А молодые утконосики еще долго после того, как он отвалится (девять или одиннадцать недель!), лежат слепые и беспомощные на подстилке из листьев. Все это время мать кормит их молоком {58}. Сосков у нее нет, поэтому детеныши слизывают его прямо с шерсти. Утконосиха ложится на спину, молоко из молочных пор стекает в небольшую бороздку у нее на брюхе.

Из этого «корытца» детеныши его и вылизывают, пока не подрастут и не научатся сами ловить и есть червей, улиток и раков.

«Кузина» утконоса ехидна, чтобы отложить и высидеть свое единственное яйцо, нору не роет. Мы уже знаем: она вынашивает его в сумке, такой же почти, как у кенгуру.

Вот только непонятно пока, как это яйцо попадает в сумку. Раньше думали, что самка когтями или клювом закатывает его туда. Но когти и клюв для этого совсем не годятся. Думали, что, может быть, изгибаясь, самка откладывает яйцо прямо в сумку?
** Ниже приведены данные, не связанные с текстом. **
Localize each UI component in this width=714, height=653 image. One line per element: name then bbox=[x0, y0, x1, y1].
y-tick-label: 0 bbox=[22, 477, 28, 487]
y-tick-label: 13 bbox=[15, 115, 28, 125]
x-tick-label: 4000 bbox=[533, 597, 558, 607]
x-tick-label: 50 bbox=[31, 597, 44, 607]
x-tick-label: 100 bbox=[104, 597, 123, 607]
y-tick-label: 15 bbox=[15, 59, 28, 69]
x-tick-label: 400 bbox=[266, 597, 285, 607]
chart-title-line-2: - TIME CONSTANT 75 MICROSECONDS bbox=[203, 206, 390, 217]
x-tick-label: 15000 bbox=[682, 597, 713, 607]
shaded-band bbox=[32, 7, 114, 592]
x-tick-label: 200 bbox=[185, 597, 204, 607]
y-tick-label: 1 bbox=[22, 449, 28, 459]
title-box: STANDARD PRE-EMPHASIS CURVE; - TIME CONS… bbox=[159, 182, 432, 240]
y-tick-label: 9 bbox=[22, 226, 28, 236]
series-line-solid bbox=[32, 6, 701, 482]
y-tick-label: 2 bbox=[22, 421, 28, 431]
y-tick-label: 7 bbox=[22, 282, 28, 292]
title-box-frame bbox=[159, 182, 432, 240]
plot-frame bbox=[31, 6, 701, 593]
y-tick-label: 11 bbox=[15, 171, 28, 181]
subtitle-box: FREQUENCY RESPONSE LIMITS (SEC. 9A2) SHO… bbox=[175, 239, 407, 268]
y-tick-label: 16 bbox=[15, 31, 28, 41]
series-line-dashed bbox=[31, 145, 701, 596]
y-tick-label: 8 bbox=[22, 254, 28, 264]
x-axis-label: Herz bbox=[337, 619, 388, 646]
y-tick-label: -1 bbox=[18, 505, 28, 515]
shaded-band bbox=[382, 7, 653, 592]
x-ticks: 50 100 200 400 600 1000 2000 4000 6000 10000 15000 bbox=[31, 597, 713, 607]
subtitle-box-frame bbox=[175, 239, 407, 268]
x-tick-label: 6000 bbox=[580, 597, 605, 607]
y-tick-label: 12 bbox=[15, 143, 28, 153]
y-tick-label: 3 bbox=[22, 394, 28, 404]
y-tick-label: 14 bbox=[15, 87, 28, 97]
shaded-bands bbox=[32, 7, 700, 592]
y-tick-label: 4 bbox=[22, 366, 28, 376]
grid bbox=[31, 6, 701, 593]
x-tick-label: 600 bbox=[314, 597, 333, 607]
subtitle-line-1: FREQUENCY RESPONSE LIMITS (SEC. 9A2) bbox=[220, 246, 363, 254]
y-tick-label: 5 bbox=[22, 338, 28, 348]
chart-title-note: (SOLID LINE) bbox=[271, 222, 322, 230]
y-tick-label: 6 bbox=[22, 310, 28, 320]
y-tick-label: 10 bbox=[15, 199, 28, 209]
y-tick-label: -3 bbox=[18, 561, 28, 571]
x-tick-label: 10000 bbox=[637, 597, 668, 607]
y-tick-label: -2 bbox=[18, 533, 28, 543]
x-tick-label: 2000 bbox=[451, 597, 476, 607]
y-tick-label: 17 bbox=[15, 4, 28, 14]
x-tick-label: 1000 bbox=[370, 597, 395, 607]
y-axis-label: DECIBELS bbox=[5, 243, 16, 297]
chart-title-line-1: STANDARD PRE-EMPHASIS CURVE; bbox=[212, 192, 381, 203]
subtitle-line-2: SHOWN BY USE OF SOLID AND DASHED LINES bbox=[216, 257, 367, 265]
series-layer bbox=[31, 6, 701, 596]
А сейчас считают, пишет Эллис Трофтон, что сумка вырастает у ехидны после того, как из яйца выведется детеныш (где-нибудь в укромном местечке). Когда начнет он сосать, прицепившись к шерсти у мамаши на брюхе, сумка сразу быстро-быстро растет и обрастает его со всех сторон, и он, сам того не ведая, оказывается в люльке. Но тогда как же находка Гааке? Ведь Гааке в уже готовой и такой большой сумке, что в нее «можно было положить мужские часы», нашел яйцо, а не детеныша?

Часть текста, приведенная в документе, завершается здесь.